New sharding strategy handles NaN values across GPUs, improving distributed training robustness.

Deep Dive

The PyTorch development team has merged a significant update to their DTensor distributed computing framework, adding a dedicated sharding strategy for the 'nansum' operation. DTensor is PyTorch's system for partitioning large tensors across multiple devices (like GPUs) to enable massive-scale model training.

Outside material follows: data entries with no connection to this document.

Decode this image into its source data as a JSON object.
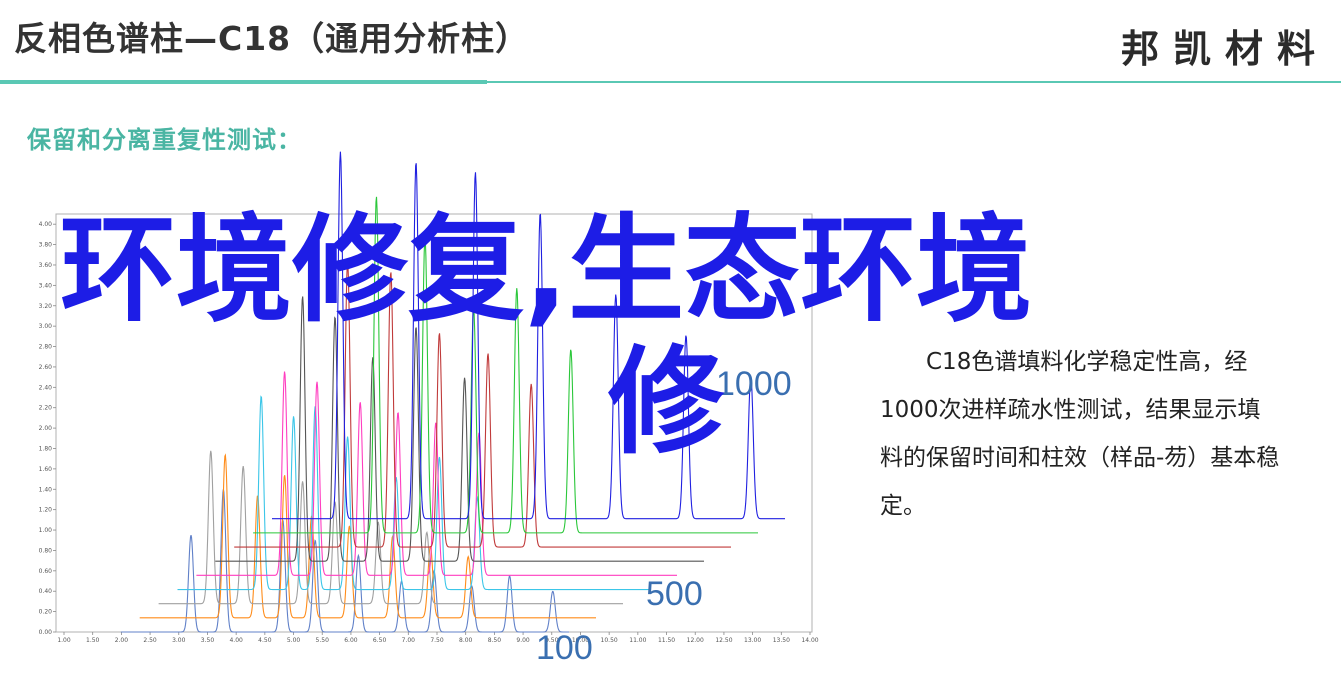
{
  "header": {
    "title": "反相色谱柱—C18（通用分析柱）",
    "brand": "邦凯材料"
  },
  "section": {
    "title": "保留和分离重复性测试："
  },
  "description": "C18色谱填料化学稳定性高，经1000次进样疏水性测试，结果显示填料的保留时间和柱效（样品-芴）基本稳定。",
  "overlay": {
    "line1": "环境修复,生态环境",
    "line2": "修"
  },
  "colors": {
    "accent": "#5ac8b4",
    "section_title": "#4ab5a3",
    "overlay_text": "#1d1de6",
    "series_label": "#3a6fb0"
  },
  "chart_data": {
    "type": "line",
    "title": "",
    "xlabel": "",
    "ylabel": "",
    "xlim": [
      0,
      14
    ],
    "ylim": [
      0,
      4.1
    ],
    "x_ticks": [
      "1.00",
      "1.50",
      "2.00",
      "2.50",
      "3.00",
      "3.50",
      "4.00",
      "4.50",
      "5.00",
      "5.50",
      "6.00",
      "6.50",
      "7.00",
      "7.50",
      "8.00",
      "8.50",
      "9.00",
      "9.50",
      "10.00",
      "10.50",
      "11.00",
      "11.50",
      "12.00",
      "12.50",
      "13.00",
      "13.50",
      "14.00"
    ],
    "y_ticks": [
      "0.00",
      "0.20",
      "0.40",
      "0.60",
      "0.80",
      "1.00",
      "1.20",
      "1.40",
      "1.60",
      "1.80",
      "2.00",
      "2.20",
      "2.40",
      "2.60",
      "2.80",
      "3.00",
      "3.20",
      "3.40",
      "3.60",
      "3.80",
      "4.00"
    ],
    "annotations": [
      "1000",
      "500",
      "100"
    ],
    "series": [
      {
        "color": "#6080c8",
        "peaks": [
          {
            "x": 2.5,
            "h": 0.95
          },
          {
            "x": 3.1,
            "h": 1.4
          },
          {
            "x": 4.2,
            "h": 1.1
          },
          {
            "x": 4.8,
            "h": 0.9
          },
          {
            "x": 5.6,
            "h": 0.75
          },
          {
            "x": 6.4,
            "h": 0.5
          },
          {
            "x": 7.0,
            "h": 0.6
          },
          {
            "x": 7.7,
            "h": 0.45
          },
          {
            "x": 8.4,
            "h": 0.55
          },
          {
            "x": 9.2,
            "h": 0.4
          }
        ]
      },
      {
        "color": "#ff8c1a",
        "peaks": [
          {
            "x": 3.0,
            "h": 1.6
          },
          {
            "x": 3.6,
            "h": 1.2
          },
          {
            "x": 4.1,
            "h": 1.4
          },
          {
            "x": 4.6,
            "h": 1.0
          },
          {
            "x": 5.3,
            "h": 0.9
          },
          {
            "x": 6.1,
            "h": 0.8
          },
          {
            "x": 6.8,
            "h": 0.7
          },
          {
            "x": 7.5,
            "h": 0.6
          }
        ]
      },
      {
        "color": "#a0a0a0",
        "peaks": [
          {
            "x": 2.6,
            "h": 1.5
          },
          {
            "x": 3.2,
            "h": 1.35
          },
          {
            "x": 4.3,
            "h": 1.2
          },
          {
            "x": 4.9,
            "h": 1.0
          },
          {
            "x": 5.7,
            "h": 0.8
          },
          {
            "x": 6.6,
            "h": 0.7
          }
        ]
      },
      {
        "color": "#3bc6e8",
        "peaks": [
          {
            "x": 3.4,
            "h": 1.9
          },
          {
            "x": 4.0,
            "h": 1.7
          },
          {
            "x": 4.4,
            "h": 1.8
          },
          {
            "x": 5.0,
            "h": 1.5
          },
          {
            "x": 5.9,
            "h": 1.1
          },
          {
            "x": 6.7,
            "h": 1.3
          },
          {
            "x": 7.4,
            "h": 0.9
          }
        ]
      },
      {
        "color": "#ff3ec0",
        "peaks": [
          {
            "x": 3.7,
            "h": 2.0
          },
          {
            "x": 4.3,
            "h": 1.9
          },
          {
            "x": 5.1,
            "h": 1.7
          },
          {
            "x": 5.8,
            "h": 1.6
          },
          {
            "x": 6.5,
            "h": 1.5
          },
          {
            "x": 7.3,
            "h": 1.4
          }
        ]
      },
      {
        "color": "#555555",
        "peaks": [
          {
            "x": 3.9,
            "h": 2.6
          },
          {
            "x": 4.5,
            "h": 2.4
          },
          {
            "x": 5.2,
            "h": 2.0
          },
          {
            "x": 6.0,
            "h": 2.3
          },
          {
            "x": 6.9,
            "h": 1.8
          }
        ]
      },
      {
        "color": "#c03a3a",
        "peaks": [
          {
            "x": 4.6,
            "h": 2.8
          },
          {
            "x": 5.4,
            "h": 2.7
          },
          {
            "x": 6.3,
            "h": 2.1
          },
          {
            "x": 7.2,
            "h": 1.9
          },
          {
            "x": 8.0,
            "h": 1.6
          }
        ]
      },
      {
        "color": "#2bc73a",
        "peaks": [
          {
            "x": 5.0,
            "h": 3.3
          },
          {
            "x": 5.9,
            "h": 2.9
          },
          {
            "x": 6.8,
            "h": 2.2
          },
          {
            "x": 7.6,
            "h": 2.4
          },
          {
            "x": 8.6,
            "h": 1.8
          }
        ]
      },
      {
        "color": "#2020e0",
        "peaks": [
          {
            "x": 4.2,
            "h": 3.6
          },
          {
            "x": 5.6,
            "h": 3.5
          },
          {
            "x": 6.7,
            "h": 3.4
          },
          {
            "x": 7.9,
            "h": 3.0
          },
          {
            "x": 9.3,
            "h": 2.2
          },
          {
            "x": 10.6,
            "h": 1.8
          },
          {
            "x": 11.8,
            "h": 1.4
          }
        ]
      }
    ]
  }
}
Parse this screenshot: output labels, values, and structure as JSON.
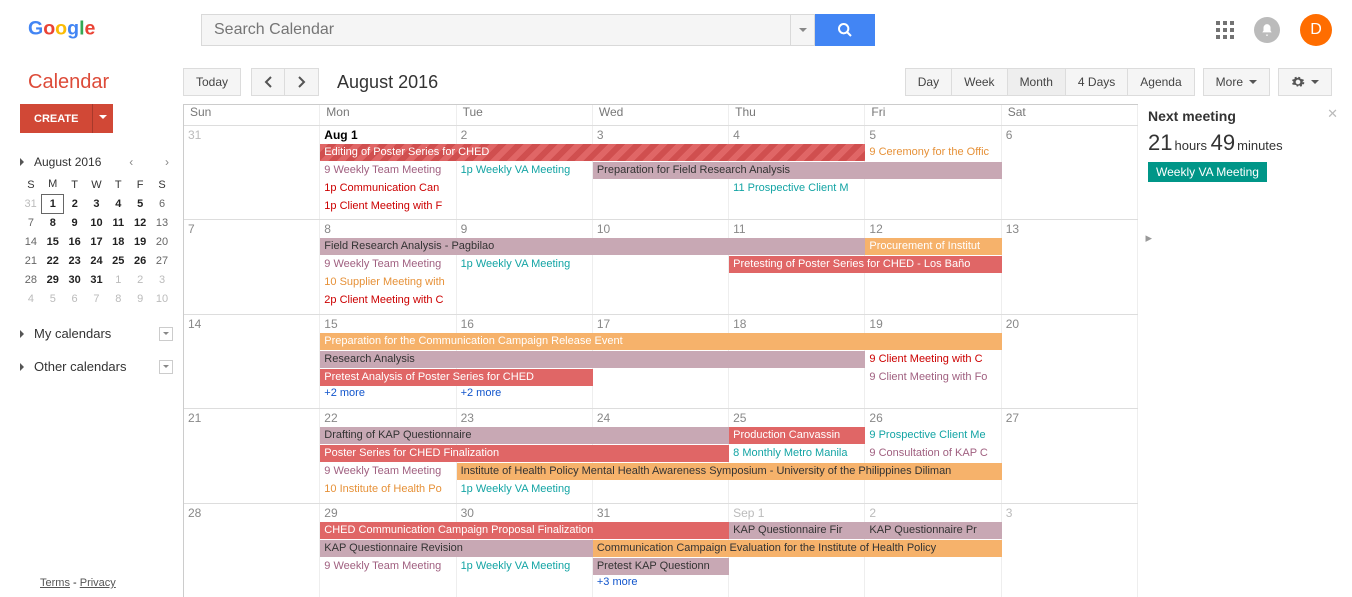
{
  "header": {
    "search_placeholder": "Search Calendar",
    "avatar_letter": "D"
  },
  "toolbar": {
    "brand": "Calendar",
    "today": "Today",
    "date_title": "August 2016",
    "views": [
      "Day",
      "Week",
      "Month",
      "4 Days",
      "Agenda"
    ],
    "active_view": 2,
    "more": "More"
  },
  "sidebar": {
    "create": "CREATE",
    "minical_title": "August 2016",
    "dow": [
      "S",
      "M",
      "T",
      "W",
      "T",
      "F",
      "S"
    ],
    "rows": [
      [
        {
          "n": 31,
          "g": 1
        },
        {
          "n": 1,
          "b": 1,
          "t": 1
        },
        {
          "n": 2,
          "b": 1
        },
        {
          "n": 3,
          "b": 1
        },
        {
          "n": 4,
          "b": 1
        },
        {
          "n": 5,
          "b": 1
        },
        {
          "n": 6
        }
      ],
      [
        {
          "n": 7
        },
        {
          "n": 8,
          "b": 1
        },
        {
          "n": 9,
          "b": 1
        },
        {
          "n": 10,
          "b": 1
        },
        {
          "n": 11,
          "b": 1
        },
        {
          "n": 12,
          "b": 1
        },
        {
          "n": 13
        }
      ],
      [
        {
          "n": 14
        },
        {
          "n": 15,
          "b": 1
        },
        {
          "n": 16,
          "b": 1
        },
        {
          "n": 17,
          "b": 1
        },
        {
          "n": 18,
          "b": 1
        },
        {
          "n": 19,
          "b": 1
        },
        {
          "n": 20
        }
      ],
      [
        {
          "n": 21
        },
        {
          "n": 22,
          "b": 1
        },
        {
          "n": 23,
          "b": 1
        },
        {
          "n": 24,
          "b": 1
        },
        {
          "n": 25,
          "b": 1
        },
        {
          "n": 26,
          "b": 1
        },
        {
          "n": 27
        }
      ],
      [
        {
          "n": 28
        },
        {
          "n": 29,
          "b": 1
        },
        {
          "n": 30,
          "b": 1
        },
        {
          "n": 31,
          "b": 1
        },
        {
          "n": 1,
          "g": 1
        },
        {
          "n": 2,
          "g": 1
        },
        {
          "n": 3,
          "g": 1
        }
      ],
      [
        {
          "n": 4,
          "g": 1
        },
        {
          "n": 5,
          "g": 1
        },
        {
          "n": 6,
          "g": 1
        },
        {
          "n": 7,
          "g": 1
        },
        {
          "n": 8,
          "g": 1
        },
        {
          "n": 9,
          "g": 1
        },
        {
          "n": 10,
          "g": 1
        }
      ]
    ],
    "my_calendars": "My calendars",
    "other_calendars": "Other calendars",
    "terms": "Terms",
    "privacy": "Privacy"
  },
  "calendar": {
    "day_headers": [
      "Sun",
      "Mon",
      "Tue",
      "Wed",
      "Thu",
      "Fri",
      "Sat"
    ],
    "weeks": [
      {
        "days": [
          {
            "num": "31",
            "other": 1
          },
          {
            "num": "Aug 1",
            "today": 1
          },
          {
            "num": "2"
          },
          {
            "num": "3"
          },
          {
            "num": "4"
          },
          {
            "num": "5"
          },
          {
            "num": "6"
          }
        ],
        "spans": [
          {
            "row": 0,
            "start": 1,
            "end": 5,
            "cls": "c-red-stripe",
            "text": "Editing of Poster Series for CHED"
          },
          {
            "row": 1,
            "start": 3,
            "end": 6,
            "cls": "c-mauve",
            "text": "Preparation for Field Research Analysis"
          }
        ],
        "cells": {
          "1": [
            {
              "cls": "t-mauve",
              "text": "9 Weekly Team Meeting",
              "row": 1
            },
            {
              "cls": "t-red",
              "text": "1p Communication Can",
              "row": 2
            },
            {
              "cls": "t-red",
              "text": "1p Client Meeting with F",
              "row": 3
            }
          ],
          "2": [
            {
              "cls": "t-teal",
              "text": "1p Weekly VA Meeting",
              "row": 1
            }
          ],
          "4": [
            {
              "cls": "t-teal",
              "text": "11 Prospective Client M",
              "row": 2
            }
          ],
          "5": [
            {
              "cls": "t-orange",
              "text": "9 Ceremony for the Offic",
              "row": 0
            }
          ]
        }
      },
      {
        "days": [
          {
            "num": "7"
          },
          {
            "num": "8"
          },
          {
            "num": "9"
          },
          {
            "num": "10"
          },
          {
            "num": "11"
          },
          {
            "num": "12"
          },
          {
            "num": "13"
          }
        ],
        "spans": [
          {
            "row": 0,
            "start": 1,
            "end": 5,
            "cls": "c-mauve",
            "text": "Field Research Analysis - Pagbilao"
          },
          {
            "row": 1,
            "start": 4,
            "end": 6,
            "cls": "c-red",
            "text": "Pretesting of Poster Series for CHED - Los Baño"
          }
        ],
        "cells": {
          "1": [
            {
              "cls": "t-mauve",
              "text": "9 Weekly Team Meeting",
              "row": 1
            },
            {
              "cls": "t-orange",
              "text": "10 Supplier Meeting with",
              "row": 2
            },
            {
              "cls": "t-red",
              "text": "2p Client Meeting with C",
              "row": 3
            }
          ],
          "2": [
            {
              "cls": "t-teal",
              "text": "1p Weekly VA Meeting",
              "row": 1
            }
          ],
          "5": [
            {
              "cls": "c-orange",
              "text": "Procurement of Institut",
              "row": 0,
              "block": 1
            }
          ]
        }
      },
      {
        "days": [
          {
            "num": "14"
          },
          {
            "num": "15"
          },
          {
            "num": "16"
          },
          {
            "num": "17"
          },
          {
            "num": "18"
          },
          {
            "num": "19"
          },
          {
            "num": "20"
          }
        ],
        "spans": [
          {
            "row": 0,
            "start": 1,
            "end": 6,
            "cls": "c-orange",
            "text": "Preparation for the Communication Campaign Release Event"
          },
          {
            "row": 1,
            "start": 1,
            "end": 5,
            "cls": "c-mauve",
            "text": "Research Analysis"
          },
          {
            "row": 2,
            "start": 1,
            "end": 3,
            "cls": "c-red",
            "text": "Pretest Analysis of Poster Series for CHED"
          }
        ],
        "cells": {
          "1": [
            {
              "cls": "more",
              "text": "+2 more",
              "row": 3,
              "more": 1
            }
          ],
          "2": [
            {
              "cls": "more",
              "text": "+2 more",
              "row": 3,
              "more": 1
            }
          ],
          "5": [
            {
              "cls": "t-red",
              "text": "9 Client Meeting with C",
              "row": 1
            },
            {
              "cls": "t-mauve",
              "text": "9 Client Meeting with Fo",
              "row": 2
            }
          ]
        }
      },
      {
        "days": [
          {
            "num": "21"
          },
          {
            "num": "22"
          },
          {
            "num": "23"
          },
          {
            "num": "24"
          },
          {
            "num": "25"
          },
          {
            "num": "26"
          },
          {
            "num": "27"
          }
        ],
        "spans": [
          {
            "row": 0,
            "start": 1,
            "end": 4,
            "cls": "c-mauve",
            "text": "Drafting of KAP Questionnaire"
          },
          {
            "row": 1,
            "start": 1,
            "end": 4,
            "cls": "c-red",
            "text": "Poster Series for CHED Finalization"
          },
          {
            "row": 2,
            "start": 2,
            "end": 6,
            "cls": "c-orange-light",
            "text": "Institute of Health Policy Mental Health Awareness Symposium - University of the Philippines Diliman"
          }
        ],
        "cells": {
          "1": [
            {
              "cls": "t-mauve",
              "text": "9 Weekly Team Meeting",
              "row": 2
            },
            {
              "cls": "t-orange",
              "text": "10 Institute of Health Po",
              "row": 3
            }
          ],
          "2": [
            {
              "cls": "t-teal",
              "text": "1p Weekly VA Meeting",
              "row": 3
            }
          ],
          "4": [
            {
              "cls": "c-red",
              "text": "Production Canvassin",
              "row": 0,
              "block": 1
            },
            {
              "cls": "t-teal",
              "text": "8 Monthly Metro Manila",
              "row": 1
            }
          ],
          "5": [
            {
              "cls": "t-teal",
              "text": "9 Prospective Client Me",
              "row": 0
            },
            {
              "cls": "t-mauve",
              "text": "9 Consultation of KAP C",
              "row": 1
            }
          ]
        }
      },
      {
        "days": [
          {
            "num": "28"
          },
          {
            "num": "29"
          },
          {
            "num": "30"
          },
          {
            "num": "31"
          },
          {
            "num": "Sep 1",
            "other": 1
          },
          {
            "num": "2",
            "other": 1
          },
          {
            "num": "3",
            "other": 1
          }
        ],
        "spans": [
          {
            "row": 0,
            "start": 1,
            "end": 4,
            "cls": "c-red",
            "text": "CHED Communication Campaign Proposal Finalization"
          },
          {
            "row": 1,
            "start": 1,
            "end": 3,
            "cls": "c-mauve",
            "text": "KAP Questionnaire Revision"
          },
          {
            "row": 1,
            "start": 3,
            "end": 6,
            "cls": "c-orange-light",
            "text": "Communication Campaign Evaluation for the Institute of Health Policy"
          }
        ],
        "cells": {
          "1": [
            {
              "cls": "t-mauve",
              "text": "9 Weekly Team Meeting",
              "row": 2
            }
          ],
          "2": [
            {
              "cls": "t-teal",
              "text": "1p Weekly VA Meeting",
              "row": 2
            }
          ],
          "3": [
            {
              "cls": "c-mauve",
              "text": "Pretest KAP Questionn",
              "row": 2,
              "block": 1
            },
            {
              "cls": "more",
              "text": "+3 more",
              "row": 3,
              "more": 1
            }
          ],
          "4": [
            {
              "cls": "c-mauve",
              "text": "KAP Questionnaire Fir",
              "row": 0,
              "block": 1
            }
          ],
          "5": [
            {
              "cls": "c-mauve",
              "text": "KAP Questionnaire Pr",
              "row": 0,
              "block": 1
            }
          ]
        }
      }
    ]
  },
  "rightpanel": {
    "title": "Next meeting",
    "hours": "21",
    "hours_label": "hours",
    "mins": "49",
    "mins_label": "minutes",
    "event": "Weekly VA Meeting"
  }
}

The new strategy, documented in pull request #176819, ensures that when performing a sum that ignores Not-a-Number (NaN) values, the calculation works correctly even when the input data is split across different hardware nodes. This is crucial for maintaining mathematical correctness in distributed environments.

Technically, the update defines how the 'aten.nansum.default' operation propagates sharding specifications—rules like Partial (P) to Partial (P) or Partial to Replicate—across a computational graph. The validation results show the implementation is highly accurate, with tests on a CUDA device using torch.float32 data types across a world size of 2 returning 93 correct sharding combinations, 0 incorrect, and only 5 missing edge cases. This work, approved by core maintainers, fills a gap in DTensor's operator coverage.

For machine learning engineers, this means greater stability when training models on large, messy datasets. If a data pipeline produces NaN values (from corrupted files, failed sensors, or division by zero), the nansum operation can safely aggregate results without those values poisoning the entire calculation. Previously, running such an operation on a sharded DTensor might have failed or produced incorrect gradients. Now, distributed training jobs can be more resilient, reducing the need for extensive data cleaning and pre-processing steps before scaling up.

Key Points
  • Adds a 'nansum' sharding strategy to PyTorch's DTensor for distributed computing (PR #176819).
  • Validation showed 93 correct, 0 incorrect, and 5 missing sharding combinations for the operation.
  • Enables robust distributed training by correctly handling NaN values across partitioned tensors on multiple GPUs.

Why It Matters

Makes large-scale AI training more fault-tolerant with real-world, imperfect data, reducing crashes and manual preprocessing.